Presentation of medically unexplained physical symptoms (MUPS) is a common phenomenon in primary care. Of all primary care encounters, in up to a third the symptoms presented by the patient remain unexplained [1, 2]. In specialist care, these figures may even be higher, depending on the specialty . Although MUPS become persistent in only a minority (2.5%) of patients, the burden of persistent MUPS is high for both patients and doctors and for society . Patients are functionally impaired and may feel that they are not taken seriously by their general practitioner (GP) [5–7]. Furthermore, the doctor-patient relationship is often troubled and many GPs indicate that they find these patients difficult to manage [8, 9]. Also persistent MUPS may lead to high and inadequate health care utilization and high associated costs [10–12].
Early identification of patients with a higher risk of developing persistent MUPS in routine electronic medical records (EMRs) could create an opportunity for proactive and structured care, taking into account the severity of MUPS, coordinated by GPs. Awareness among GPs of their population at risk could result in more attention during consultations or in offering effective interventions like cognitive behaviour therapy at an earlier stage if appropriate . The advantage of using EMRs is that the data are directly available and no additional data collection is needed, which saves time consuming logistical procedures.

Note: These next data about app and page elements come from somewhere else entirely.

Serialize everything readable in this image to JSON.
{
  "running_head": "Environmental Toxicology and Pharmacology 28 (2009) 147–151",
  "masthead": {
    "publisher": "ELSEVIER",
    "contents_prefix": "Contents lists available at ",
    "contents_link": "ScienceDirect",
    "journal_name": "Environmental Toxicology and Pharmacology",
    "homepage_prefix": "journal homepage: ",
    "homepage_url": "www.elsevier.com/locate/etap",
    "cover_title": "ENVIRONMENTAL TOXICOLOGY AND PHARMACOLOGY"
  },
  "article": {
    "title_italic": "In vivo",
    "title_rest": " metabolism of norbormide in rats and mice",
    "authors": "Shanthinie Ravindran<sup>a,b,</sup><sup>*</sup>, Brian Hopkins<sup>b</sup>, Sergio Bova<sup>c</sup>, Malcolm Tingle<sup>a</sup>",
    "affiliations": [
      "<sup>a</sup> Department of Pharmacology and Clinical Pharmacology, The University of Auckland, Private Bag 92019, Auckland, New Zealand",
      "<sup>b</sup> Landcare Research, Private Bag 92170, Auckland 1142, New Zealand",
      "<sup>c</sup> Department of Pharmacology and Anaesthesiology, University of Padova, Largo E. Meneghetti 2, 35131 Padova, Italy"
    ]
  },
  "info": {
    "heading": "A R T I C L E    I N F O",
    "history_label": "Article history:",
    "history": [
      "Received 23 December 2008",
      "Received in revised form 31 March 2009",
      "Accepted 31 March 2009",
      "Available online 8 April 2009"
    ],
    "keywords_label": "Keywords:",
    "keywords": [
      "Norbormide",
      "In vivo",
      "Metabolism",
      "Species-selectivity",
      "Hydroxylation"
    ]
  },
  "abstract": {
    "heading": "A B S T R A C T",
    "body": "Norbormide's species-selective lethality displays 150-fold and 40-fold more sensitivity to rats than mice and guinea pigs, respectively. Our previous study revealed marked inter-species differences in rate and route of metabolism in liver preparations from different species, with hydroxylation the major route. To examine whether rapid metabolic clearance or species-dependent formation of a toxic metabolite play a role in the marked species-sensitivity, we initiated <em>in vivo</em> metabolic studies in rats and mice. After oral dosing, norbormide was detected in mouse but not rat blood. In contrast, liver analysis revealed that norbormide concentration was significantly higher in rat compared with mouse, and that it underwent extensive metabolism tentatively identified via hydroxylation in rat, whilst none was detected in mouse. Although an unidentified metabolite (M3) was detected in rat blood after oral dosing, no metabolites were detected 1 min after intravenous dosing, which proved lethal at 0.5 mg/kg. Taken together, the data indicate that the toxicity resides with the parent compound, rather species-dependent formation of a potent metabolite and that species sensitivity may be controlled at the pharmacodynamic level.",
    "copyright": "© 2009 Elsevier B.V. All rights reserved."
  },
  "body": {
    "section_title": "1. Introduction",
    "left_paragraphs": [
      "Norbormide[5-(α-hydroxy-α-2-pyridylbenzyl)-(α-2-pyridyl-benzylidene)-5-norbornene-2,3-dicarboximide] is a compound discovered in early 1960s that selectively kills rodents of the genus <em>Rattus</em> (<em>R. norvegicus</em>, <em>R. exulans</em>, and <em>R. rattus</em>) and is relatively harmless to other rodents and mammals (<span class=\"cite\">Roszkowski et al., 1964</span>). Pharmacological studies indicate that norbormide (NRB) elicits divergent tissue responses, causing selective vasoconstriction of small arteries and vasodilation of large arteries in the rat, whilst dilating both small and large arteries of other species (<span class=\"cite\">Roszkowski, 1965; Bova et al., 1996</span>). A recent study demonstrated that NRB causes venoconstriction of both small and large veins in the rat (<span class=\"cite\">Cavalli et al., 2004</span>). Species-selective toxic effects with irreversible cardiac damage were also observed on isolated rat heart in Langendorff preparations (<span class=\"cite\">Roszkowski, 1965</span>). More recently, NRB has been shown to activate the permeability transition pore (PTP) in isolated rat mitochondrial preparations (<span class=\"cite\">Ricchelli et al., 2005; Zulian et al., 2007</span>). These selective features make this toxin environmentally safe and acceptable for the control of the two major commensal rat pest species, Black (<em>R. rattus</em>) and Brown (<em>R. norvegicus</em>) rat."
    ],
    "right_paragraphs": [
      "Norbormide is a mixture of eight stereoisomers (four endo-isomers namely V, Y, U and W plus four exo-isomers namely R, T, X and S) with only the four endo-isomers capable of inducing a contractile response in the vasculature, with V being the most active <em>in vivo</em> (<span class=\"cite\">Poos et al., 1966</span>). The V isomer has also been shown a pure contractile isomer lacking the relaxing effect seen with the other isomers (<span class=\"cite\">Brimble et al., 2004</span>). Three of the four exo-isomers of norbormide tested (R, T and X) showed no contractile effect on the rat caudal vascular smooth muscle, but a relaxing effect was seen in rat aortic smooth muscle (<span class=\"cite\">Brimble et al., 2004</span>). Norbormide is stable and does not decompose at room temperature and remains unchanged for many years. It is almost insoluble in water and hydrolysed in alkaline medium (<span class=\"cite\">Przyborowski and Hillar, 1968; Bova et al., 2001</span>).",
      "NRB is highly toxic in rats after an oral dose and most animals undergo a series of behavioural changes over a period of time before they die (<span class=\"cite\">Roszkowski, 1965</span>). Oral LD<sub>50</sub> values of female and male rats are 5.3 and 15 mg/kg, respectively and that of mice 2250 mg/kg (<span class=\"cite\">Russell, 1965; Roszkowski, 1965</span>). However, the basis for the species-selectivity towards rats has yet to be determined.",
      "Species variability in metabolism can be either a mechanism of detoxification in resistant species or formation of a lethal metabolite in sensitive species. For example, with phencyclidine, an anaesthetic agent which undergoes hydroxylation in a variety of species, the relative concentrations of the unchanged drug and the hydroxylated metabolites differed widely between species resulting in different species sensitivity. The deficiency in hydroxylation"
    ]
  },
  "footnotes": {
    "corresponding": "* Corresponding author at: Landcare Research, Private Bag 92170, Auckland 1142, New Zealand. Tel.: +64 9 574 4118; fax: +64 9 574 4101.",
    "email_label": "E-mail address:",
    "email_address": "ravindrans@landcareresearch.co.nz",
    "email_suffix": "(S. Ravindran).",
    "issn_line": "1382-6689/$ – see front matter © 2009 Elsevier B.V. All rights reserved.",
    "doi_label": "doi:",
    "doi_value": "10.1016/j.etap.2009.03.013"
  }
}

Furthermore it provides a quick overview of a population at risk.
Early identification in EMRs proved to be feasible and effective for other risk populations, like patients with type 2 diabetes, cardiovascular risks and frail elderly [14–16] as well as for preventive health care . Also Tian et al. developed an applicable EMR algorithm to identify patients with chronic pain . However, identifying patients with MUPS is not an easy task as there is no generally accepted procedure available. Although some MUPS characteristics, like frequent consultation and referral rate, can be obtained from EMRs, there is no international classification of primary care (ICPC) code available that identifies the combination of symptoms that characterise MUPS of various MUPS subgroups.
Morriss et al. developed an EMR model that estimates the prevalence of MUPS. However, they concluded that the model is not useful for screening purposes due to a low sensitivity . Various other methods for MUPS screening have been developed and studied. Kroenke et al. showed in their validation study that the self-administered Patient Health Questionnaire-15 (PHQ-15) could be used for screening somatisation and somatic symptom severity including MUPS . However, the PHQ-15 can not be easily obtained from EMRs. Verhaak et al. used criteria composed by Robbins et al. to estimate the prevalence of persistent MUPS, but in their study it is about the patients who already suffer from persistent MUPS and not about the patients at risk [4, 21].
In 2010, a cross-sectional study focusing on the prevalence of MUPS was conducted in the Utrecht Health Project. Patients with MUPS were identified using EMR data in three subsequent selection steps. In our current study we aim to validate this EMR screening method to identify MUPS patients by comparing it to the commonly used and validated PHQ-15.